Elasticsearch read only user

Question

I wanted to add a read only user to my cluster, my app prefixes all its indexes with myapp_.

Following https://www.elastic.co/blog/user-impersonation-with-x-pack-integrating-third-party-auth-with-kibana (what a strange title for the only actually usable blog post on this...) I have first added a role with

curl -XPOST '$ELASTIC_URL:9200/_xpack/security/role/name_of_readonly_role' \
-H 'Content-Type: application/json' \
-d'{"indices":[{"names":"myapp_*","privileges":["read"]}]}'

and then added it to a user:

curl -XPOST $ELASTIC_URL:9200/_xpack/security/user/name_of_user \
-H 'Content-Type: application/json' \
-d'{"roles":["name_of_readonly_role"],"password":"some_password"}'

but when opening $ELASTIC_URL:9200 I got

action [cluster:monitor/main] is unauthorized for user

what's next?

Answer 1

There's a complete dearth of examples for this as far as I can see, to fix this problem the role command needs to be re-run with -d'{"cluster":["monitor"], "indices":[{"names":"myapp_*","privileges":["read"]}]}' (same curl command works for creating or updating roles).
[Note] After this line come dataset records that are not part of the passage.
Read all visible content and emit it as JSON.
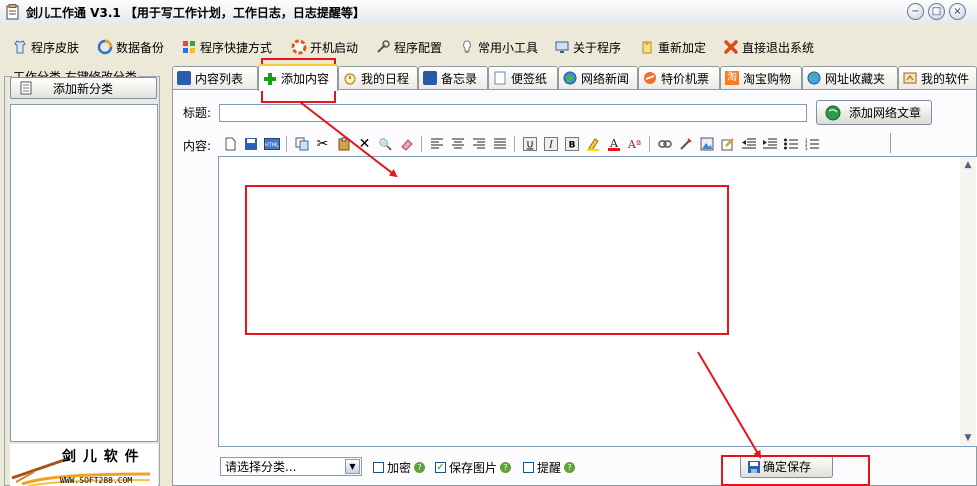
{
  "window": {
    "title": "剑儿工作通 V3.1 【用于写工作计划，工作日志，日志提醒等】"
  },
  "menu": {
    "items": [
      {
        "label": "程序皮肤",
        "icon": "skin-icon"
      },
      {
        "label": "数据备份",
        "icon": "backup-icon"
      },
      {
        "label": "程序快捷方式",
        "icon": "shortcut-icon"
      },
      {
        "label": "开机启动",
        "icon": "startup-icon"
      },
      {
        "label": "程序配置",
        "icon": "config-icon"
      },
      {
        "label": "常用小工具",
        "icon": "tools-icon"
      },
      {
        "label": "关于程序",
        "icon": "about-icon"
      },
      {
        "label": "重新加定",
        "icon": "reload-icon"
      },
      {
        "label": "直接退出系统",
        "icon": "exit-icon"
      }
    ]
  },
  "sidebar": {
    "group_label": "工作分类,右键修改分类",
    "add_button": "添加新分类",
    "logo_text": "剑 儿 软 件",
    "logo_url": "WWW.SOFT288.COM"
  },
  "tabs": [
    {
      "label": "内容列表"
    },
    {
      "label": "添加内容",
      "active": true
    },
    {
      "label": "我的日程"
    },
    {
      "label": "备忘录"
    },
    {
      "label": "便签纸"
    },
    {
      "label": "网络新闻"
    },
    {
      "label": "特价机票"
    },
    {
      "label": "淘宝购物"
    },
    {
      "label": "网址收藏夹"
    },
    {
      "label": "我的软件"
    }
  ],
  "form": {
    "title_label": "标题:",
    "title_value": "",
    "add_web_button": "添加网络文章",
    "content_label": "内容:",
    "category_select": "请选择分类...",
    "encrypt_label": "加密",
    "encrypt_checked": false,
    "save_images_label": "保存图片",
    "save_images_checked": true,
    "remind_label": "提醒",
    "remind_checked": false,
    "save_button": "确定保存"
  },
  "toolbar_icons": [
    "new-doc-icon",
    "save-icon",
    "html-icon",
    "copy-icon",
    "cut-icon",
    "paste-icon",
    "delete-icon",
    "find-icon",
    "eraser-icon",
    "align-left-icon",
    "align-center-icon",
    "align-right-icon",
    "align-justify-icon",
    "underline-icon",
    "italic-icon",
    "bold-icon",
    "highlight-icon",
    "font-color-icon",
    "font-size-icon",
    "link-icon",
    "unlink-icon",
    "image-icon",
    "edit-icon",
    "outdent-icon",
    "indent-icon",
    "bullet-list-icon",
    "numbered-list-icon"
  ],
  "colors": {
    "accent_red": "#e8141b",
    "active_tab_top": "#ffc83c",
    "window_bg": "#ece9d8"
  }
}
This seems to leak the name of all indexes but not much else aside from their names and I was fine with that. And even that seems to be not enough for some apps like the ElasticSearch Head brower extension, I needed to add the index level monitor privilege as well: -d'{"cluster":["monitor"], "indices":[{"names":"myapp_*","privileges":["read", "monitor"]}]}'. Role changes are automatically applied to users.

I still have no idea what the "/main" relates to in the error message but this works.